Accurate and reliable quantification of human biomechanics has allowed for key insights into a broad spectrum of human health and disease conditions. Biomechanical analysis has been applied to the investigation of the development and progression of osteoarthritis, the design of joint replacements, identification of biomarkers of cognitive decline, diagnosis of traumatic brain injury, design and efficacy of musculoskeletal rehabilitation strategies, and risk of musculoskeletal injury. However, the accurate and reliable measurement of biomechanics requires a dedicated laboratory with advanced instrumentation operated by highly trained individuals, and is exceedingly time consuming, all of which significantly limit its use in routine clinical assessments.

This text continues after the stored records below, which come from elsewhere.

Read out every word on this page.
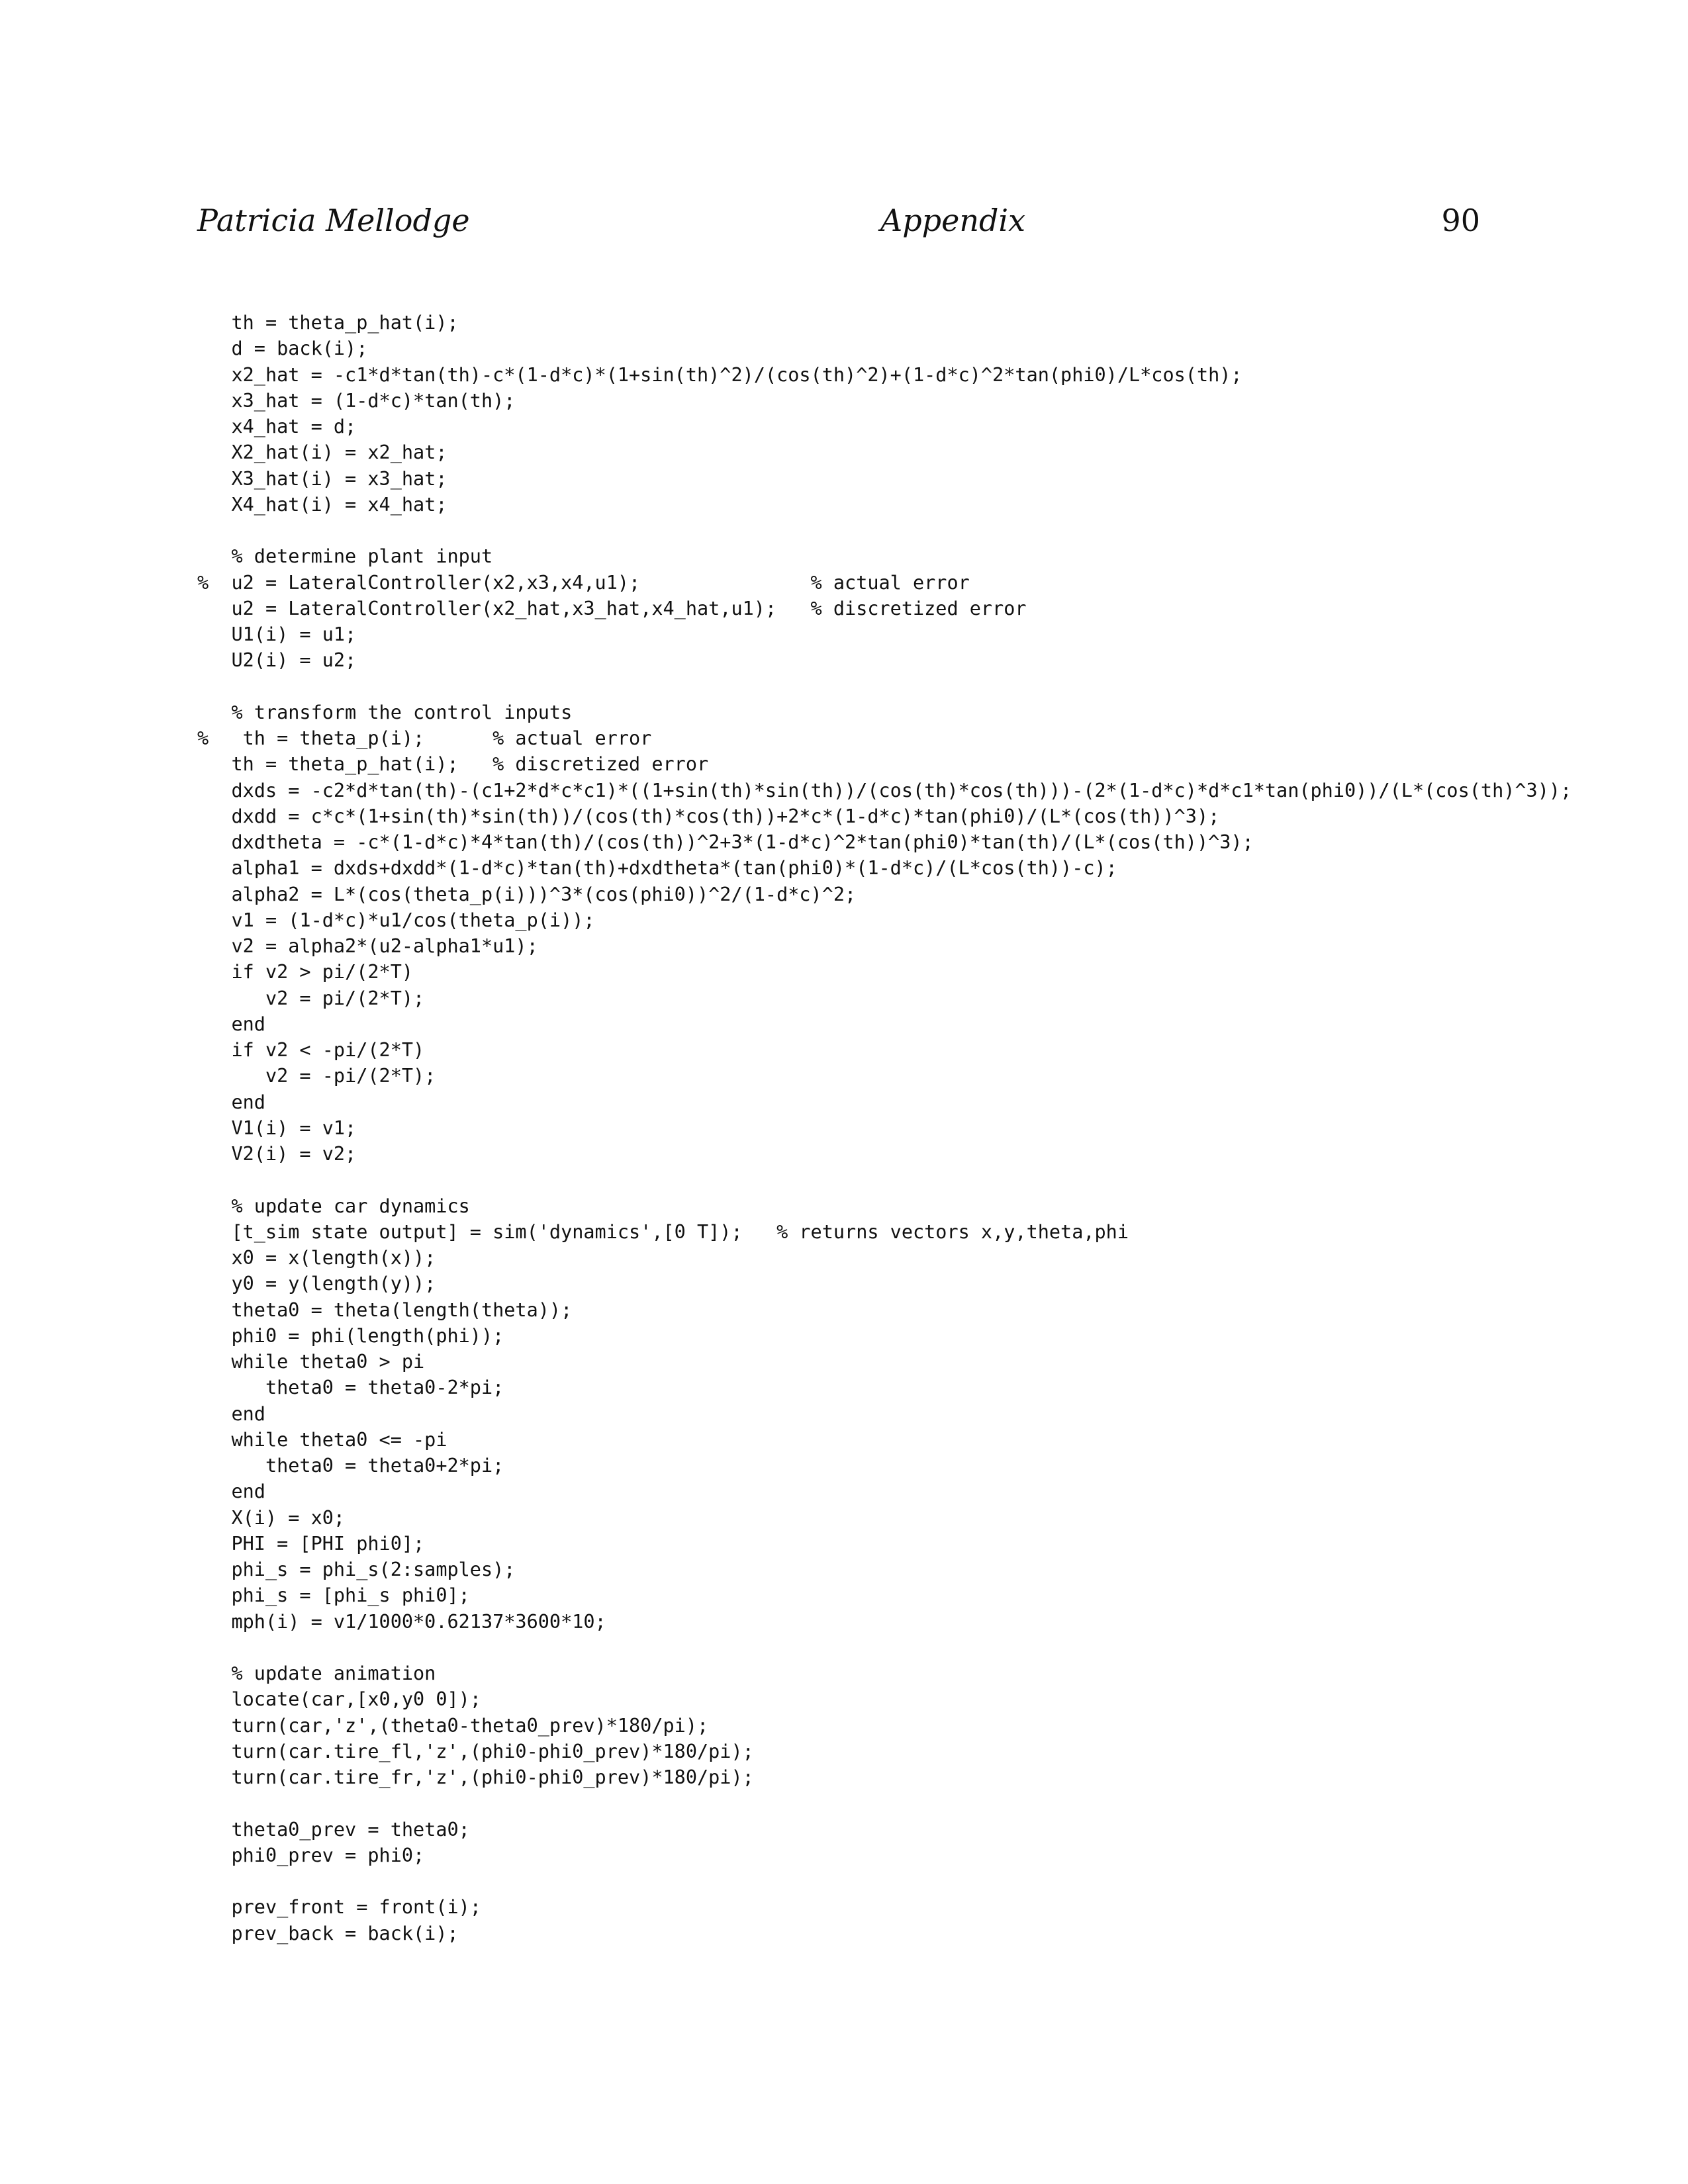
Patricia Mellodge	Appendix	90
th = theta_p_hat(i);
d = back(i);
x2_hat = -c1*d*tan(th)-c*(1-d*c)*(1+sin(th)^2)/(cos(th)^2)+(1-d*c)^2*tan(phi0)/L*cos(th);
x3_hat = (1-d*c)*tan(th);
x4_hat = d;
X2_hat(i) = x2_hat;
X3_hat(i) = x3_hat;
X4_hat(i) = x4_hat;
% determine plant input
%  u2 = LateralController(x2,x3,x4,u1);               % actual error
u2 = LateralController(x2_hat,x3_hat,x4_hat,u1);   % discretized error
U1(i) = u1;
U2(i) = u2;
% transform the control inputs
%   th = theta_p(i);      % actual error
th = theta_p_hat(i);   % discretized error
dxds = -c2*d*tan(th)-(c1+2*d*c*c1)*((1+sin(th)*sin(th))/(cos(th)*cos(th)))-(2*(1-d*c)*d*c1*tan(phi0))/(L*(cos(th)^3));
dxdd = c*c*(1+sin(th)*sin(th))/(cos(th)*cos(th))+2*c*(1-d*c)*tan(phi0)/(L*(cos(th))^3);
dxdtheta = -c*(1-d*c)*4*tan(th)/(cos(th))^2+3*(1-d*c)^2*tan(phi0)*tan(th)/(L*(cos(th))^3);
alpha1 = dxds+dxdd*(1-d*c)*tan(th)+dxdtheta*(tan(phi0)*(1-d*c)/(L*cos(th))-c);
alpha2 = L*(cos(theta_p(i)))^3*(cos(phi0))^2/(1-d*c)^2;
v1 = (1-d*c)*u1/cos(theta_p(i));
v2 = alpha2*(u2-alpha1*u1);
if v2 > pi/(2*T)
v2 = pi/(2*T);
end
if v2 < -pi/(2*T)
v2 = -pi/(2*T);
end
V1(i) = v1;
V2(i) = v2;
% update car dynamics
[t_sim state output] = sim('dynamics',[0 T]);   % returns vectors x,y,theta,phi
x0 = x(length(x));
y0 = y(length(y));
theta0 = theta(length(theta));
phi0 = phi(length(phi));
while theta0 > pi
theta0 = theta0-2*pi;
end
while theta0 <= -pi
theta0 = theta0+2*pi;
end
X(i) = x0;
PHI = [PHI phi0];
phi_s = phi_s(2:samples);
phi_s = [phi_s phi0];
mph(i) = v1/1000*0.62137*3600*10;
% update animation
locate(car,[x0,y0 0]);
turn(car,'z',(theta0-theta0_prev)*180/pi);
turn(car.tire_fl,'z',(phi0-phi0_prev)*180/pi);
turn(car.tire_fr,'z',(phi0-phi0_prev)*180/pi);
theta0_prev = theta0;
phi0_prev = phi0;
prev_front = front(i);
prev_back = back(i);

The ability to quickly, easily, and reliably perform accurate, health related, biomechanical measurements outside of the laboratory is an unmet clinical need. To address this need, we have developed a unique artificial intelligence based deep learning system to quantify human biomechanics using off the shelf video camera data. However, traditional deep neural networks simply learn patterns contained within data used during training and do not account for the underlying physics that produce that data. Thus, the objective of this Exploratory Internal Research and Development Project was to directly incorporate a physics-based biomechanical model into the SwRI deep neural network markerless biomechanics system to produce more generalizable, accurate, and biomechanically consistent measurements of human biomechanics resulting in a new SwRI Deep Biomechanics System.
Two tasks were proposed to accomplish the project objective. In each task, we directly incorporated a custom biomechanical model into the markerless biomechanics neural network pipeline. Task 1 implemented a new stacked hourglass (SHG) deep neural network backbone along with a new biomechanics-based network training loss function to predict biomechanically consistent results. Task 2 used the output of the original deep neural network, which outputs joint center locations and body segment orientations, as input to a traditional biomechanical model inverse kinematics analysis procedure.
Tasks 1 and 2 demonstrated significant improvements in markerless biomechanics measurements as well as instances of inconsistent results. The new stacked hourglass network (SHG), when compared to the original network, demonstrated consistently higher levels of accuracy measuring joint center positions, reducing the average RMSE by more than 50%. In contrast, however, this network was consistently underperformed compared to the original network when measuring joint angles. However, as hypothesized, the integration of the biomechanical model loss function during network training significantly improved the joint angle predictions of the SHG network. The results from Task 2, postprocessing the output of the original network using a biomechanical model, reduces noise and removes outliers from the data, significantly improving results as hypothesized. In conclusion, the results of this exploratory project indicate that incorporating biomechanics directly into the neural network has the potential to significantly improve overall performance of the SwRI Markerless Biomechanics System.